Die Mons-Tabor-Apotheke in Montabaur bietet einen „einzigartigen Arbeitsplatz“ an. Sie sucht „neue Mitarbeiter (m/w/d), die Lust haben, unsere Produkte direkt im Schaufenster zu präsentieren – ja, wirklich!“ Geboten werden eine übertarifliche Bezahlung sowie jede Menge Spaß und Aufmerksamkeit. „Wir freuen uns auf kreative Köpfe, die unser Schaufenster zum Leben erwecken!“

Gegen die Arzneimittelverschwendung

Die Goethe-Apotheke in Linden hat ihre Kundschaft heute mit einem völlig neuen Servicekonzept überrascht: „Ab sofort sind wir auch bei Too Good To Go dabei.“ Ab sofort können sich Kundinnen und Kunden „Überraschungstüten mit verschreibungspflichtigen Arzneimitteln oder Kühlartikeln sichern, die kurz vor oder nach dem Verfall stehen“.

Das sei Sparen und Arzneimittelrettung in einem: „Nachhaltigkeit war noch nie so einfach!“ Die Bestellung gelingt bequem per App – aber nur solange der Vorrat reicht.

Pilot:innen im Homeoffice gesucht

Die denkmalgeschützte Apotheke Peer in Brixen in Italien plant, Medikamente künftig per Drohne direkt aus dem Warenlager zur Kundschaft zu fliegen – vollautomatisch und rund um die Uhr.

Ein Medikamentenroboter kommissioniert die Bestellung, verpackt sie und übergibt sie direkt an eine Drohne.
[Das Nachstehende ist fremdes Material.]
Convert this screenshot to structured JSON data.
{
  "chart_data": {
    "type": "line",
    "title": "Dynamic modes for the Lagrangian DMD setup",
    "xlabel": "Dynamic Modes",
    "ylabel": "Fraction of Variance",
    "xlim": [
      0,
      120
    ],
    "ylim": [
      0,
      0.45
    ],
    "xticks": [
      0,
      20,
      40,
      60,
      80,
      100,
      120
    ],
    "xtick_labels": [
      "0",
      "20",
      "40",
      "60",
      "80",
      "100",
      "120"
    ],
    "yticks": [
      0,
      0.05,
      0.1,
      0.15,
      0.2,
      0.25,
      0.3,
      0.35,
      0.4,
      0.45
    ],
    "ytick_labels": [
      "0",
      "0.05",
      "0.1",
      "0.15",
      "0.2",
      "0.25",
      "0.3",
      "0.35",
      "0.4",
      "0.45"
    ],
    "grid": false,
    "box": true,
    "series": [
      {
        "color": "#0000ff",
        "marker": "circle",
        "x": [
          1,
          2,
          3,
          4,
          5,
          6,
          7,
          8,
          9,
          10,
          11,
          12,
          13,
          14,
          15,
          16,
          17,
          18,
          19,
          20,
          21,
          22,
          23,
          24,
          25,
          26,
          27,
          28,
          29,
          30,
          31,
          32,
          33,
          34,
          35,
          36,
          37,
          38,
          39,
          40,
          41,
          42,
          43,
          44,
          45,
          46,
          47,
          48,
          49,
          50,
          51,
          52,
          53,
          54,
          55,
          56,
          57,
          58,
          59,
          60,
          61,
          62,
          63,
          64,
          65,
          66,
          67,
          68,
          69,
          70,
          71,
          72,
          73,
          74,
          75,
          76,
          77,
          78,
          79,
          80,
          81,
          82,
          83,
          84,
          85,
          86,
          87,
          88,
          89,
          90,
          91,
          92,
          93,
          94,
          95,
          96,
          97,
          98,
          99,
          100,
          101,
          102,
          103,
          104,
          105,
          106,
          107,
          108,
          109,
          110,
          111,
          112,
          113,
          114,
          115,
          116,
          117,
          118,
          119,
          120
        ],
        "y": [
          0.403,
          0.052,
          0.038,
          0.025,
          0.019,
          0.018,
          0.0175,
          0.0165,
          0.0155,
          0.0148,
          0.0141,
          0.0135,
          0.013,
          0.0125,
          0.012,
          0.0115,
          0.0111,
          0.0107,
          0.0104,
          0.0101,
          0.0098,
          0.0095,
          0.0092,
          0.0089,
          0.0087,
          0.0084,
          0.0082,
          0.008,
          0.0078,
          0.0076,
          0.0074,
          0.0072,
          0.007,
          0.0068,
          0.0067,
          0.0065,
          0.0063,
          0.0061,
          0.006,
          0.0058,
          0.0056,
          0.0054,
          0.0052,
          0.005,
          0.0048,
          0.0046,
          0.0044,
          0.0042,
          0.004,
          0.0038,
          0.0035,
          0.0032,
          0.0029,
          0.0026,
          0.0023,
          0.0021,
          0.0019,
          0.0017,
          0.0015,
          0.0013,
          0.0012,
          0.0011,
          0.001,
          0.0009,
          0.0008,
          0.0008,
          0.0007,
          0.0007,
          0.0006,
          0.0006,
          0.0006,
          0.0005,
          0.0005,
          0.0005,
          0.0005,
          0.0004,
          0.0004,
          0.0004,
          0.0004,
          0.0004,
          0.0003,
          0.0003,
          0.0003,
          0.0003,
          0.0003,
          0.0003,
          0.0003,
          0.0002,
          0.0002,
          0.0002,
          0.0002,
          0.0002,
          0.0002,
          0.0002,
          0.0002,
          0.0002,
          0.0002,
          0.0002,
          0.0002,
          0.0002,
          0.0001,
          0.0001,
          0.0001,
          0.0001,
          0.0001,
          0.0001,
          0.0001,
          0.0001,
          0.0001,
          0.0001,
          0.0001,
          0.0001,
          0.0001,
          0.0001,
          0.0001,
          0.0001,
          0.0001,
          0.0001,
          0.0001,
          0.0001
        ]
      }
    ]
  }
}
Diese starte innerhalb weniger Sekunden und sei „schneller als jeder Botendienst“, betont das Apothekenteam. Mitinhaber Stephan Peer erklärt zum Projekt: „Wir wollten uns fragen: Was würde Amazon tun – und dann noch einen Schritt weiter gehen.“

Das absolute Highlight des Konzepts sei allerdings das neue Arbeitsmodell. Die Apotheke will Mitarbeiter:innen zu Drohnenpilot:innen im Homeoffice ausbilden. Gesteuert werde diese per Laptop – und optional mit Gaming-Controller. „Gerade für Kolleginnen und Kollegen mit Kleinkindern oder in Altersteilzeit ist das ideal“, erklärt Mitinhaber Florian Peer. Das Personal könne von zu Hause oder unterwegs arbeiten. „Effizienter geht es kaum.“

Auf dem Dach des Neubaus entstehe derzeit ein eigener Drohnenlandeplatz mit Ladezone und automatischer Startfreigabe. Interessent:innen könnten sich ab dem 1. April beim Apothekenteam melden. Insbesondere Pilot:innen würden gesucht. „Studien zeigen, dass Pilotinnen die Drohnen feinfühliger steuern und weniger kritische Situationen auftreten”, erklären die Brüder Peer. „Die finanziellen Vorteile, die sich bei der Versicherung für Pilotinnen ergeben, reichen wir gerne an unsere Mitarbeiterinnen weiter.”